In particolare, la barriera antiplastica posizionata sul deviatore del Marecchia, sponda destra, a 100 metri dal ponte di transito Via Coletti, ha intercettato da marzo a luglio 2022 circa 2000 litri di bottiglie di plastica e oggetti di plastica, mentre la barriera ‘Icatsorb’ posta nella zona del ponte di Tiberio, adiacente al lato mare della passerella pedonale galleggiante, ha consentito di bloccare e recuperare 1.150 litri di rifiuti tra bottiglie di vetro, oggetti e bottiglie di plastica, mozziconi di sigaretta, acque con iridescenze idrocarburiche.

La barriera “acchiappaplastica” si basa su un sistema di raccolta che sfrutta il moto della corrente per convogliare mediante gli elementi “barriera”, segregare e stivare all’interno di una sezione chiusa (“trappola”), i materiali plastici galleggianti dispersi nei corsi d’acqua. Il recupero delle plastiche viene effettuato manualmente in sicurezza dalla sponda del fiume, ed i rifiuti, confezionati in contenitori idonei ed etichettati, vengono conferiti negli impianti preposti da Hera.

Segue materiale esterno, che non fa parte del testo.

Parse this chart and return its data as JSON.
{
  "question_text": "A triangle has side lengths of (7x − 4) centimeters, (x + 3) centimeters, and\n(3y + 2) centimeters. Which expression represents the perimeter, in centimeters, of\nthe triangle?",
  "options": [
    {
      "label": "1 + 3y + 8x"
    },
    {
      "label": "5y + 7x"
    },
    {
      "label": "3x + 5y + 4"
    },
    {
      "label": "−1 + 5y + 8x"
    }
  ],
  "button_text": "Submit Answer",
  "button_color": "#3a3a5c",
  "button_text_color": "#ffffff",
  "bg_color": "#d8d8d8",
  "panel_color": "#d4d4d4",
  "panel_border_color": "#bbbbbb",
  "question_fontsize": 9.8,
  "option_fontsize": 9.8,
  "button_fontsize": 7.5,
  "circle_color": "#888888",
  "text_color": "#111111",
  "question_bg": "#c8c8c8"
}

A questa attività si affianca quella di educazione ambientale che ha l’obiettivo di sensibilizzare gli studenti ad una maggiore responsabilità e attenzione alle questioni ambientali e al buon governo del territorio, per promuovere la diffusione di una cultura ecosostenibile, partendo dalle generazioni più giovani che sono il futuro del pianeta. Durante il periodo scolastico sono infatti attivi i percorsi di formazione ambientate organizzati da Petroltecnica che ha deciso di condurre gli studenti con visite guidate alle barriere “acchiappaplastiche” come punto di partenza della conoscenza del ciclo di vita delle plastiche e la dispersione dell’ambiente.